El día de Año Nuevo en el umbral de las casas se rompe una granada con el fin de que sus semillas, liberadas del yugo de la corteza, alcancen los rincones de los hogares y los llenen simbólicamente con la promesa de futuros bienes.

Cuentan las fuentes que en el 497 a. C., año en que se dedicó un templo en el Foro Romano a Saturno, comenzaron a celebrarse en Roma las fiestas en su honor, que recibieron por ello el nombre de saturnalia. Al igual que se hace con el año, se le pedía prosperidad en las cosechas. Las fiestas se caracterizaban por una inversión del orden natural, precisamente lo que de facto estamos viviendo, algo que por lo demás no es ajeno a rituales cristianos como el de la veneración de Santa Águeda en distintos lugares de la geografía hispana, a semejanza de lo que se hace en Catania (Sicilia), de donde es patrona con el nombre de Santa Ágata. En el transcurso de las mismas se celebraban banquetes y se hacían regalos (las velas o las figurillas de cerámica eran objetos recurrentes).
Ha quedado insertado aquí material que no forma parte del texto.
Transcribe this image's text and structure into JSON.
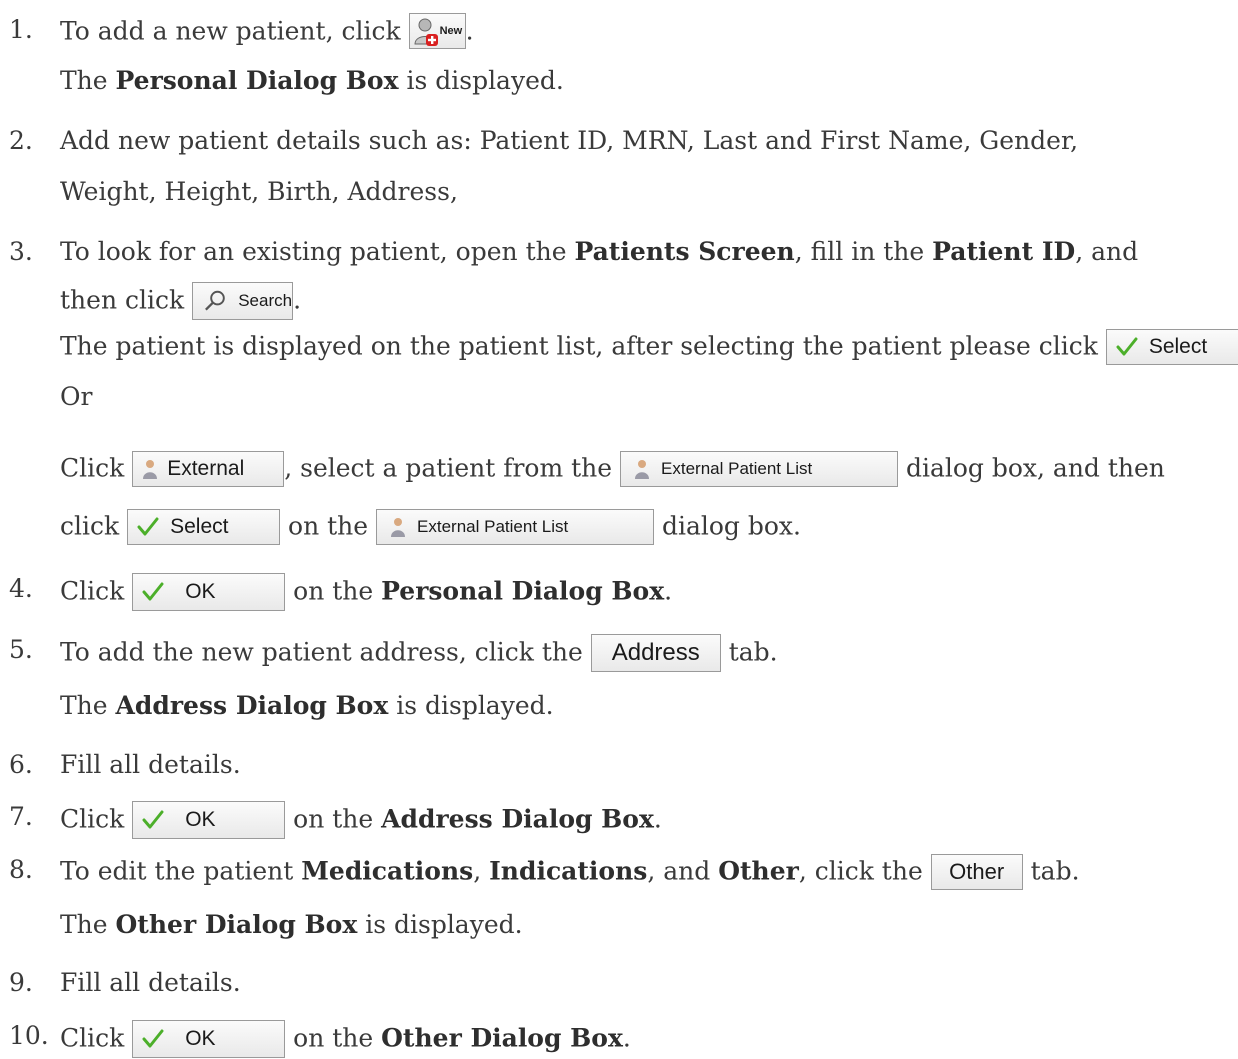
{
  "steps": [
    {
      "num": "1.",
      "a": "To add a new patient, click ",
      "btn": "New",
      "b": ".",
      "sub": [
        "The ",
        "Personal Dialog Box",
        " is displayed."
      ]
    },
    {
      "num": "2.",
      "line1": "Add new patient details such as: Patient ID, MRN, Last and First Name, Gender,",
      "line2": "Weight, Height, Birth, Address,"
    },
    {
      "num": "3.",
      "a": "To look for an existing patient, open the ",
      "b1": "Patients Screen",
      "c": ", fill in the ",
      "b2": "Patient ID",
      "d": ", and",
      "e": "then click ",
      "btn": "Search",
      "f": ".",
      "g": "The patient is displayed on the patient list, after selecting the patient please click ",
      "btn2": "Select",
      "h": ".",
      "or": "Or",
      "i": "Click ",
      "btn3": "External",
      "j": ", select a patient from the ",
      "btn4": "External Patient List",
      "k": " dialog box, and then",
      "l": "click ",
      "btn5": "Select",
      "m": " on the ",
      "btn6": "External Patient List",
      "n": " dialog box."
    },
    {
      "num": "4.",
      "a": "Click ",
      "btn": "OK",
      "b": " on the ",
      "bold": "Personal Dialog Box",
      "c": "."
    },
    {
      "num": "5.",
      "a": "To add the new patient address, click the ",
      "btn": "Address",
      "b": " tab.",
      "sub": [
        "The ",
        "Address Dialog Box",
        " is displayed."
      ]
    },
    {
      "num": "6.",
      "text": "Fill all details."
    },
    {
      "num": "7.",
      "a": "Click ",
      "btn": "OK",
      "b": " on the ",
      "bold": "Address Dialog Box",
      "c": "."
    },
    {
      "num": "8.",
      "a": "To edit the patient ",
      "b1": "Medications",
      ",": ", ",
      "b2": "Indications",
      "c": ", and ",
      "b3": "Other",
      "d": ", click the ",
      "btn": "Other",
      "e": " tab.",
      "sub": [
        "The ",
        "Other Dialog Box",
        " is displayed."
      ]
    },
    {
      "num": "9.",
      "text": "Fill all details."
    },
    {
      "num": "10.",
      "a": "Click ",
      "btn": "OK",
      "b": " on the ",
      "bold": "Other Dialog Box",
      "c": "."
    }
  ],
  "colors": {
    "text": "#3a3a3a",
    "check": "#4caf2a",
    "new_plus": "#d92020"
  }
}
Todo fin engendra un principio, en un ciclo continuo que acaba para aquellos que dejan el mundo, pero al que estamos sometidos el resto mientras vivimos. En este nuevo principio brindo otra vez por un 21 en el que se sigan avivando las ascuas siempre encendidas de la curiosidad por aprender y se mantenga intacto el gozo de compartir y avanzar en el camino del conocimiento.

Que el ruido circundante no perturbe nuestra paz. El túnel es largo y oscuro, pero se empieza a ver la luz y su final.